The glaring contradiction between Bisky’s support for the all-party EU resolution and the official line of his party reveals the hollow character of the Left Party’s left rhetoric. Up to this point, representatives of the party still had the luxury of voting no when their vote made no difference anyway. But now the leadership of the Left Party has concluded that it is necessary to send a clear signal of support to the ruling elite. Bisky continues to play an important role in the party, and one can assume that he is in close contact with party leaders in Berlin concerning his work in the European Parliament.
So far, the leadership of the Left Party has been remarkably reticent in responding to Bisky’s initiative. If the party took its official stance of anti-militarism seriously it would have immediately called for Bisky’s expulsion from the party or at least his resignation from his leading posts. However, no one in the entire party has uttered a word of criticism and the party executive has refrained from any official comment. Instead party members have sought rationalisations for Bisky’s action.
Thomas Handel, one of two speakers of the German delegation in the GUE/NGL group, told the newspaper Neues Deutschland on Saturday he saw no conflict in the delegation, there was only “need for discussion”.
Handel justified Bisky’s support for the parliamentary resolution by saying that “it did not restrict itself to the issue of no-fly zones”. It also raised demands for the isolation of the Gaddafi regime. “These are key elements that you can and must support. And they are points that we now have to work out in more depth in our continued work in the European parliament.”

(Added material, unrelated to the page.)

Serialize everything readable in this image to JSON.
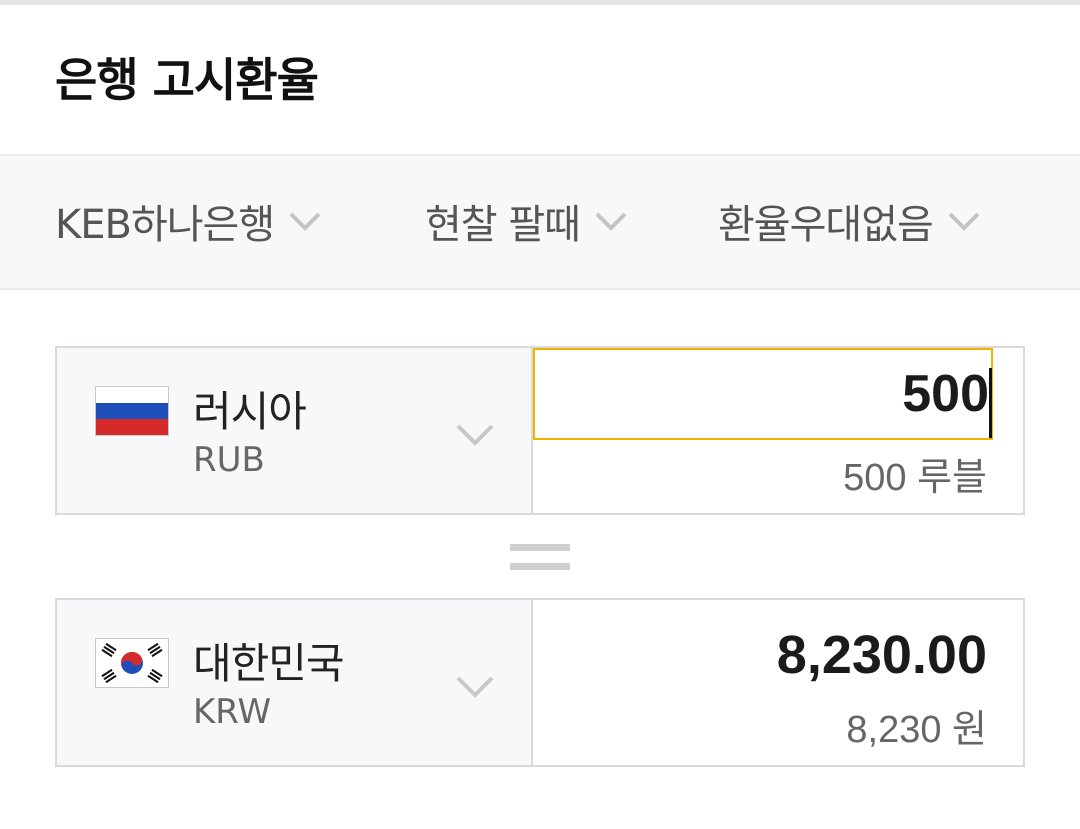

Handel’s justification reveals more than he intended. Both he and the Left Party faction in the EU parliament are in fundamental accord with all other parties regarding punitive measures against Libya designed to safeguard European interests in the oil-rich country and to stifle revolution throughout the Arab world.
The leadership of Libya’s National Transitional Council consists of former ministers of Gaddafi, who turned their back on him at the last minute and immediately guaranteed the country’s contracts with international oil companies. They have as little to offer the impoverished masses of Libya as Gaddafi in Tripoli.
Handel objects to the only logical conclusion of the entire political line of the EU resolution, i.e. military intervention, but Bisky has already gone a step farther.
Bisky’s vote to support military intervention in Libya is an important lesson for all those seeking to oppose militarism and social attacks in North Africa and Europe. When the interests of the ruling class are seriously threatened, it can rely on Bisky and the Left Party. These pseudo-left forces will play the same role in the near future in Europe as social resistance develops.